Missing Iraqi-Saudi Link Uncovered at Kuwait University
A key clandestine al Qaeda network has been smashed at Kuwait University’s Islamic Law Department, functioning as a logistical hub directing terrorist traffic two ways, to Iraq and Saudi Arabia. It was also on the brink of activating its own terrorist cells for a comprehensive offensive in the emirate.
DEBKA-Net-Weekly‘s counter-terror sources report the detention of thirty operatives in the nick of time. The group had already marked out for attack Kuwait’s national security service installations, its army bases and US military facilities. But the network’s leaders, Abdullah Dusari, 31 (R.), and Ahmed Wahish al Matiri, 27 (L.), plus another half dozen members escaped.
The Saudi war against al Qaeda has taught Kuwaiti and US terrorism experts that even if a small number of a ring’s members remain at large, they will find a way of carrying out their assigned mission. The danger is even greater in the case of Kuwait because the two ringleaders are free.
Our sources note that the network’s plan to strike at Kuwait’s internal intelligence centers shows the Islamic group’s increasing boldness. While the American and Kuwaiti investigators were on the lookout for sophisticated methods of concealment, the university network worked in the open in way simple and cunning enough to cover their intentions.
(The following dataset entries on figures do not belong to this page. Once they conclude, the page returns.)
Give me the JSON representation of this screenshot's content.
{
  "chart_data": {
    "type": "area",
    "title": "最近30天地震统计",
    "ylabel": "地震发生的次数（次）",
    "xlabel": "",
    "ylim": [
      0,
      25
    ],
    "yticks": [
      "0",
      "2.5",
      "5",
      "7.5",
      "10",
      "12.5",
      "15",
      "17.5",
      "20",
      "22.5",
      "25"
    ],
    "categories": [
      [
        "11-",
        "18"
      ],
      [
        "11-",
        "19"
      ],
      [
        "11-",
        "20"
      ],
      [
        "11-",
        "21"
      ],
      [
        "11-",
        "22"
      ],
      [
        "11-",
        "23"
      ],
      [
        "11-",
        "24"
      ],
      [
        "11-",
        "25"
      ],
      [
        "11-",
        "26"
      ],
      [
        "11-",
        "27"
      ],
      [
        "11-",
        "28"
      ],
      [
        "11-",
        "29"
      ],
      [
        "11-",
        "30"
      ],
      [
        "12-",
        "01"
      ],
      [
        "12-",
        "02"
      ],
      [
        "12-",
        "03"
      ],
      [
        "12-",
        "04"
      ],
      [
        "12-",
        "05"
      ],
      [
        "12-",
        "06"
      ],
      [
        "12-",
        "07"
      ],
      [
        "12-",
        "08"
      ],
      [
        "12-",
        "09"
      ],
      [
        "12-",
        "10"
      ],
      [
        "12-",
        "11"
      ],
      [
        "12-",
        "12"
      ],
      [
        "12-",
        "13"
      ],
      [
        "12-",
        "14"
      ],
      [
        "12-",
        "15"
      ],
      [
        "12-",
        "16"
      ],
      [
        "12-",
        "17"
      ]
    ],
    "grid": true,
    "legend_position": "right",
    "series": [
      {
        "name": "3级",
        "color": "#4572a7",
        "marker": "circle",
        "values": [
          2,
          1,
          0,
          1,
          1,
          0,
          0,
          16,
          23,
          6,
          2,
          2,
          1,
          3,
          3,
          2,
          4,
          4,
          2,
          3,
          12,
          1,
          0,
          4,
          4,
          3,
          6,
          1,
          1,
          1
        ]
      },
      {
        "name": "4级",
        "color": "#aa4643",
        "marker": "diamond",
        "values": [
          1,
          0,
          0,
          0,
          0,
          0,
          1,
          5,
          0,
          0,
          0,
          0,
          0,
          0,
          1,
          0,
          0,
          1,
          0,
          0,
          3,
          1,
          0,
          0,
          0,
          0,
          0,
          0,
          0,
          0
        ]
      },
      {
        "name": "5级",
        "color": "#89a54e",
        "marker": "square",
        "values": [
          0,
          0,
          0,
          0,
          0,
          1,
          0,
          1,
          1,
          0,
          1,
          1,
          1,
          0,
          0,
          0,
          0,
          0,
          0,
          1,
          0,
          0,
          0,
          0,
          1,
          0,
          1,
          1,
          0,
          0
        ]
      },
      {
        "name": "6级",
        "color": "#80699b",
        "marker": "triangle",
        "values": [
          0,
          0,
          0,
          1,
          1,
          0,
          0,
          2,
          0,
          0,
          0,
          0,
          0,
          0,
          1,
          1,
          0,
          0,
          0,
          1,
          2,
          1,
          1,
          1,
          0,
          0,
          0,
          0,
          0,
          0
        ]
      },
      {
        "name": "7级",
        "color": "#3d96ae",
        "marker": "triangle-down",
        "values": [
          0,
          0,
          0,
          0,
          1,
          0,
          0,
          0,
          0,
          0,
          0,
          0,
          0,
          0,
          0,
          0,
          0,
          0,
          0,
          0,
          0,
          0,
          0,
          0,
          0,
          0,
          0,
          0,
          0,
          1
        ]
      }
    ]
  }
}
In early May, the head of Kuwait’s Salfi movement Dr. Hamad al-Ali, published an edict on his web site authorizing every believing Muslim to perform terrorist operations against anti-Muslim elements without applying to religious scholars for special permission. Kuwaitis and Americans alike took the edict as a scholarly statement of academic interest to the site’s general audience.
It later turned out to be a veiled message to the al Qaeda network’s activists to go into operational mode without delay. They were given to understand that no additional permission was required from any Islamic authority. This order reached its address by safe and direct means which bypassed the risk of interception incurred in the use of telephones or couriers. Publication of the edict sufficed as the signal for this particular network to go into action.
Further investigation revealed that Dr. al-Ali, leading light of Kuwait University’s Islamic Canon Law Department, lived an undercover life as chief recruiter of the network. His “academic” lectures, like his digital edict, often contained coded operational instructions for his students.
Their plans for operations in Kuwait were compiled with meticulous attention to detail.
Found in detained members’ homes were maps showing the locations of American facilities in the emirate, diagrams and lists clearly reflecting long surveillance of guard posts, their strength, and timetables of duty changes and US military convoy arrivals and departures.
The network was also found in possession of detailed data on US naval movements protecting Kuwaiti oil installations and its harbor, and the internal layout of Kuwait’s security services buildings, marked with the names of the officers occupying different rooms.
Most revealing was the roster of the network’s drivers, vehicles and gas consumption for regular journeys via Kuwait between Saudi Arabia and points in central and southern Iraq. This roster was the key to the university ring’s key function as logistical pivot of al Qaeda traffic that kept Baghdad and Fallujah linked to Khobar on the eastern Saudi coast.
An intensive manhunt is on for the fugitive terrorists.